Historiquement, l’alphabet français a été construit à partir de l’alphabet latin. De ce fait, au cours de l’histoire, le système graphique établi à dû être réadapté pour représenter les phonèmes de la langue française. Autrement dit, les graphèmes latins ont été réajustés pour représenter les phonèmes du français (Gak, 1976). Par exemple, la lettre « c » de

l’alphabet latin était utilisée pour transcrire le phonème /k/. Aujourd’hui, la lettre « c » correspond à différents phonèmes : /s/ dans celui ; /g/ dans second ; /k/ dans canard… (Paret, 2010). Nous sommes face à une adaptation imparfaite de l’écriture à la prononciation, puisque par exemple, un graphème peut correspondre à plusieurs phonèmes (e.g., « x » correspond à /ks/), plusieurs graphèmes peuvent ne transcrire qu’un seul phonème (e.g., « eau » correspond à /o/), (Zesiger, 1995). D’autres langues, comme l’espagnol ou l’italien ont opté pour des choix d’une plus grande simplicité, les conduisant à être qualifiés de langues transparentes, à contrario du français, qui lui est qualifié de langue opaque.

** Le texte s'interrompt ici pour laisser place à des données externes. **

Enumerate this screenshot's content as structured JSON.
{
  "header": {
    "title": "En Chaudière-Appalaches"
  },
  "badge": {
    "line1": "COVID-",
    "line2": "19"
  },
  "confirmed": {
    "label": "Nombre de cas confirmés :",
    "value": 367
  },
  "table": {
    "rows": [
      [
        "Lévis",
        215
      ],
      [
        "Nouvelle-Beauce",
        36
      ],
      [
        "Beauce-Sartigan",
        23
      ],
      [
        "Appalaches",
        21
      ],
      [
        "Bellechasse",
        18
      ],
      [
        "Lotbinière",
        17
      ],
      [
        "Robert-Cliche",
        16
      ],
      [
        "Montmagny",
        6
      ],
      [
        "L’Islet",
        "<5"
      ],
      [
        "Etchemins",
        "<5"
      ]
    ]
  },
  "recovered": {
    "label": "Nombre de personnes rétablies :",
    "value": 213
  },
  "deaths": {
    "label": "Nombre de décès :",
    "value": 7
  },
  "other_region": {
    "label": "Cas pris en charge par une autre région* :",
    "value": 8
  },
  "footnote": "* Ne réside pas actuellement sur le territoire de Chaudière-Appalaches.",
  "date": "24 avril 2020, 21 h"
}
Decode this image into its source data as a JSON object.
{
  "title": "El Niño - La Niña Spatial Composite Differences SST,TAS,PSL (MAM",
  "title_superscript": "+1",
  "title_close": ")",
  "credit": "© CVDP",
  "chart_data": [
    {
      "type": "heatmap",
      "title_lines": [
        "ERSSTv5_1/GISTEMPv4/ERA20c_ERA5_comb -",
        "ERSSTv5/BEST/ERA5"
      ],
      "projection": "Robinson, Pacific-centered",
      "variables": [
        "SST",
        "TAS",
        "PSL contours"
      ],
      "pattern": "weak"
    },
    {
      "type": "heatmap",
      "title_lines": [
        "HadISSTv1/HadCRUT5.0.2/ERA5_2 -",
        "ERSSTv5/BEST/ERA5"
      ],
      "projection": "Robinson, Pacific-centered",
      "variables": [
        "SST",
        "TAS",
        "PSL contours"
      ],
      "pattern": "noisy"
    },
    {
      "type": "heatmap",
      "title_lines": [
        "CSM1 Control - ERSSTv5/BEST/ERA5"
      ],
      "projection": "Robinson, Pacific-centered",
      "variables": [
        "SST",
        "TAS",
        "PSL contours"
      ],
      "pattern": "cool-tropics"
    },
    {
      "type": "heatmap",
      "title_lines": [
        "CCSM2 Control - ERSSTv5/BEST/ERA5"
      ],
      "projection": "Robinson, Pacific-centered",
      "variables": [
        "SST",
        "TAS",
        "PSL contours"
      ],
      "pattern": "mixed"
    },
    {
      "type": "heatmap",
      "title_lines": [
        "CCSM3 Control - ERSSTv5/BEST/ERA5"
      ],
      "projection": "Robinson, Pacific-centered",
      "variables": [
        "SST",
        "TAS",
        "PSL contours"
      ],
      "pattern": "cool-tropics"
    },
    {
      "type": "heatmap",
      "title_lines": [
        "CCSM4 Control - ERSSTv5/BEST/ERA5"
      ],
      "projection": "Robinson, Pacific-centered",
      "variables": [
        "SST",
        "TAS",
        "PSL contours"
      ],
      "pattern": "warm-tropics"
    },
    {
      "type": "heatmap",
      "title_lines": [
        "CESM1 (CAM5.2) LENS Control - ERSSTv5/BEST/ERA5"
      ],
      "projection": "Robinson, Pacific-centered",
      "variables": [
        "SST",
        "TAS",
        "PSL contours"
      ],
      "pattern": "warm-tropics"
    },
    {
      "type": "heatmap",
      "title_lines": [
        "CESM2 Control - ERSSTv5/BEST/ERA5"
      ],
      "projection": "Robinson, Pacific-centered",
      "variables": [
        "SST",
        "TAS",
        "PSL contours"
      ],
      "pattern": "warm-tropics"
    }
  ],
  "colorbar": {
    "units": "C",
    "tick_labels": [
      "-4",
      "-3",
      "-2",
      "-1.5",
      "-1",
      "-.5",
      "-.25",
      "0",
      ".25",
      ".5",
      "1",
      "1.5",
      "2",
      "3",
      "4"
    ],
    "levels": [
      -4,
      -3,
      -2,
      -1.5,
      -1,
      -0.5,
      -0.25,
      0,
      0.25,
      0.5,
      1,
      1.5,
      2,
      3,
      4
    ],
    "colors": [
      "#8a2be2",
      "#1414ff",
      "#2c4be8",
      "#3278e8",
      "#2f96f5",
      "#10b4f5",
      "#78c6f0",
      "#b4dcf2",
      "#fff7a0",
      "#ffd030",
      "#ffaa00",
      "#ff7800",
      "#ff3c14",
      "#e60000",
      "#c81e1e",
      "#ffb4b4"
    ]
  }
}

La complexité de l’orthographe du français tient à l’histoire politique, économique et culturelle de la France. Des siècles ont passés avant que l’orthographe française n’adopte la forme que nous lui connaissons aujourd’hui. C’est seulement au XIXème siècle que

l’orthographe du français a été strictement normalisée (Cerquiglini, 2004).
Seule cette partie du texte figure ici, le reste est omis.